Role of 20-HETE in the pial arteriolar constrictor response to decreased hematocrit after exchange transfusion of cell-free polymeric hemoglobin

Abstract

The cerebrovascular response to decreases in hematocrit and viscosity depends on accompanying changes in arterial O2 content. This study examines whether 1) the arteriolar dilation seen after exchange transfusion with a 5% albumin solution can be reduced by the K(ATP) channel antagonist glibenclamide (known to inhibit hypoxic dilation), and 2) the arteriolar constriction seen after exchange transfusion with a cell-free hemoglobin polymer to improve O2-carrying capacity can be blocked by inhibitors of the synthesis or vasoconstrictor actions of 20-HETE. In anesthetized rats, decreasing hematocrit by one-third with albumin exchange transfusion dilated pial arterioles (14 +/- 2%; SD), whereas superfusion of the surface of the brain with 10 muM glibenclamide blocked this response (-10 +/- 7%). Exchange transfusion with polymeric hemoglobin decreased the diameter of pial arterioles by 20 +/- 3% without altering arterial pressure. This constrictor response was attenuated by superfusing the surface of the brain with a 20-HETE antagonist, WIT-002 (10 microM; -5 +/- 1%), and was blocked by two chemically dissimilar selective inhibitors of the synthesis of 20-HETE, DDMS (50 microM; 0 +/- 4%) and HET-0016 (1 microM; +6 +/- 4%). The constrictor response to hemoglobin transfusion was not blocked by an inhibitor of nitric oxide (NO) synthase, and the inhibition of the constrictor response by DDMS was not altered by coadministration of the NO synthase inhibitor. We conclude 1) that activation of K(ATP) channels contributes to pial arteriolar dilation during anemia, whereas 2) constriction to polymeric hemoglobin transfusion at reduced hematocrit represents a regulatory response that limits increased O2 transport and that is mediated by increased formation of 20-HETE, rather than by NO scavenging.

Fig. 1

Change in pial arteriolar diameter immediately after completion of an exchange transfusion of the hemoglobin polymer solution expressed as a percentage of the diameter after superfusing the cranial window with 0.25% ethanol vehicle (n = 6), 10 μM 20-hydroxyeicosa-6(Z),15(Z)-dienoic acid (WIT-002; n = 6), 50 μM N-methylsulfonyl-12,12-dibromododec-11-enamide (DDMS; n = 7), or 1 μM N-hydroxy-N′-(4-butyl-2-methylphenyl)-formamidine (HET-0016; n = 6).
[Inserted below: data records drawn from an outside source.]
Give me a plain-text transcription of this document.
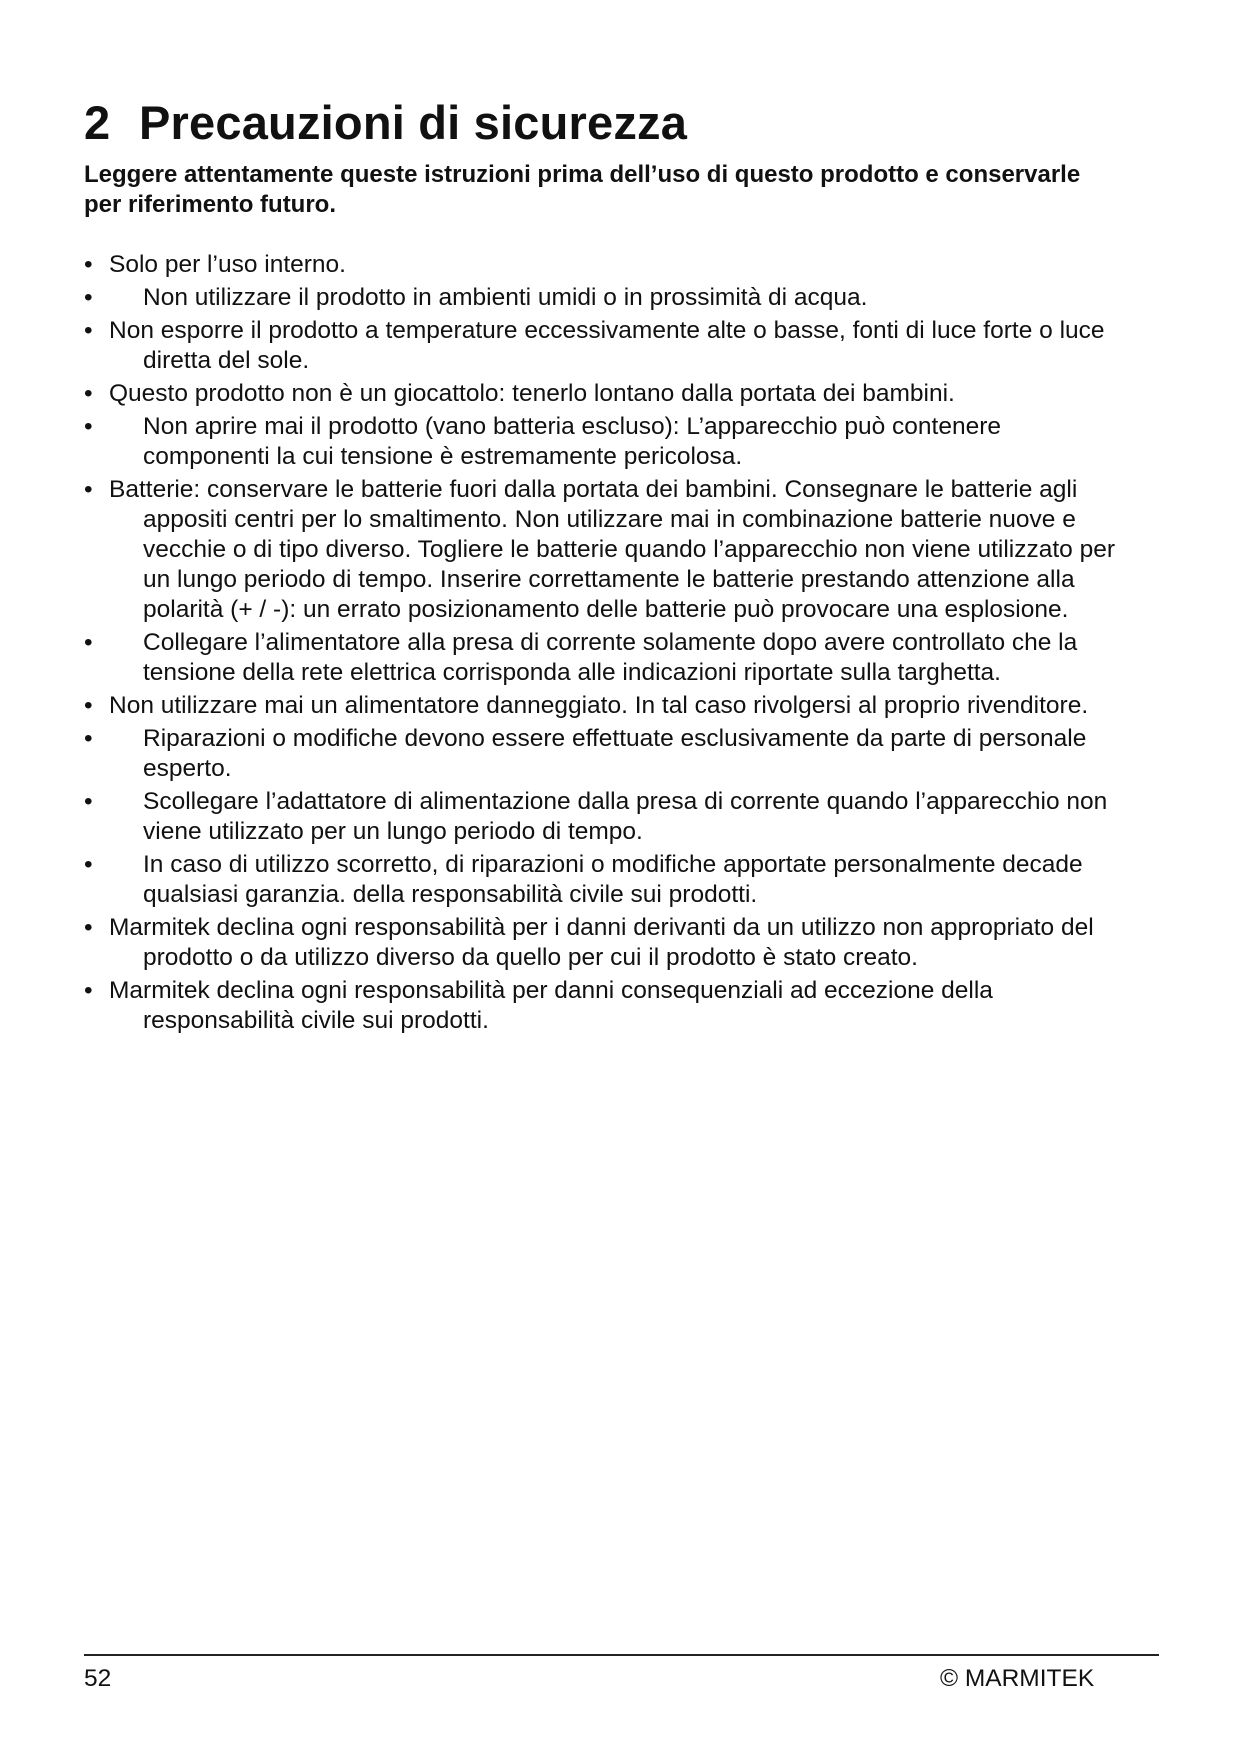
2 Precauzioni di sicurezza

Leggere attentamente queste istruzioni prima dell’uso di questo prodotto e conservarle per riferimento futuro.

• Solo per l’uso interno.
•	Non utilizzare il prodotto in ambienti umidi o in prossimità di acqua.
• Non esporre il prodotto a temperature eccessivamente alte o basse, fonti di luce forte o luce diretta del sole.
• Questo prodotto non è un giocattolo: tenerlo lontano dalla portata dei bambini.
•	Non aprire mai il prodotto (vano batteria escluso): L’apparecchio può contenere componenti la cui tensione è estremamente pericolosa.
• Batterie: conservare le batterie fuori dalla portata dei bambini. Consegnare le batterie agli appositi centri per lo smaltimento. Non utilizzare mai in combinazione batterie nuove e vecchie o di tipo diverso. Togliere le batterie quando l’apparecchio non viene utilizzato per un lungo periodo di tempo. Inserire correttamente le batterie prestando attenzione alla polarità (+ / -): un errato posizionamento delle batterie può provocare una esplosione.
•	Collegare l’alimentatore alla presa di corrente solamente dopo avere controllato che la tensione della rete elettrica corrisponda alle indicazioni riportate sulla targhetta.
• Non utilizzare mai un alimentatore danneggiato. In tal caso rivolgersi al proprio rivenditore.
•	Riparazioni o modifiche devono essere effettuate esclusivamente da parte di personale esperto.
•	Scollegare l’adattatore di alimentazione dalla presa di corrente quando l’apparecchio non viene utilizzato per un lungo periodo di tempo.
•	In caso di utilizzo scorretto, di riparazioni o modifiche apportate personalmente decade qualsiasi garanzia. della responsabilità civile sui prodotti.
• Marmitek declina ogni responsabilità per i danni derivanti da un utilizzo non appropriato del prodotto o da utilizzo diverso da quello per cui il prodotto è stato creato.
• Marmitek declina ogni responsabilità per danni consequenziali ad eccezione della responsabilità civile sui prodotti.
52	© MARMITEK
Values are means ± SD. *P < 0.05 from vehicle group.

Fig. 2

Change in pial arteriolar diameter after superfusion of the cranial window with 0.25% ethanol vehicle (n = 6), 300 μM N^ω-nitro-L-arginine (L-NNA; n = 6), 50 μM DDMS (n = 7), or 300 μM L-NNA plus 50 μM DDMS (n = 6), and at 0, 30, and 60 min after completion of an exchange transfusion of the hemoglobin polymer solution. Values are means ± SD and are expressed as a percentage of the baseline diameter before vehicle or drug superfusion of the window. *P < 0.05 from vehicle group.

Fig. 3

Change in pial arteriolar diameter after superfusion of the cranial window with 0.1% DMSO vehicle (n = 6) or 10 μM glibenclamide (n = 6), and at 0, 30, and 60 min after completion of an exchange transfusion of the albumin solution. Values are means ± SD and are expressed as a percentage of the baseline diameter before vehicle or drug superfusion of the window. *P < 0.05 from vehicle group.

Fig. 4

Percent change in pial arteriolar diameter during superfusion of the thromboxane analog U-46619 (1 μM) 1 h after completion of the exchange transfusion with the albumin (Alb) or hemoglobin (Hb) in the various groups treated with vehicle or drugs. Values are means ± SD. There were no significant differences between the treatment groups and the respective vehicle groups.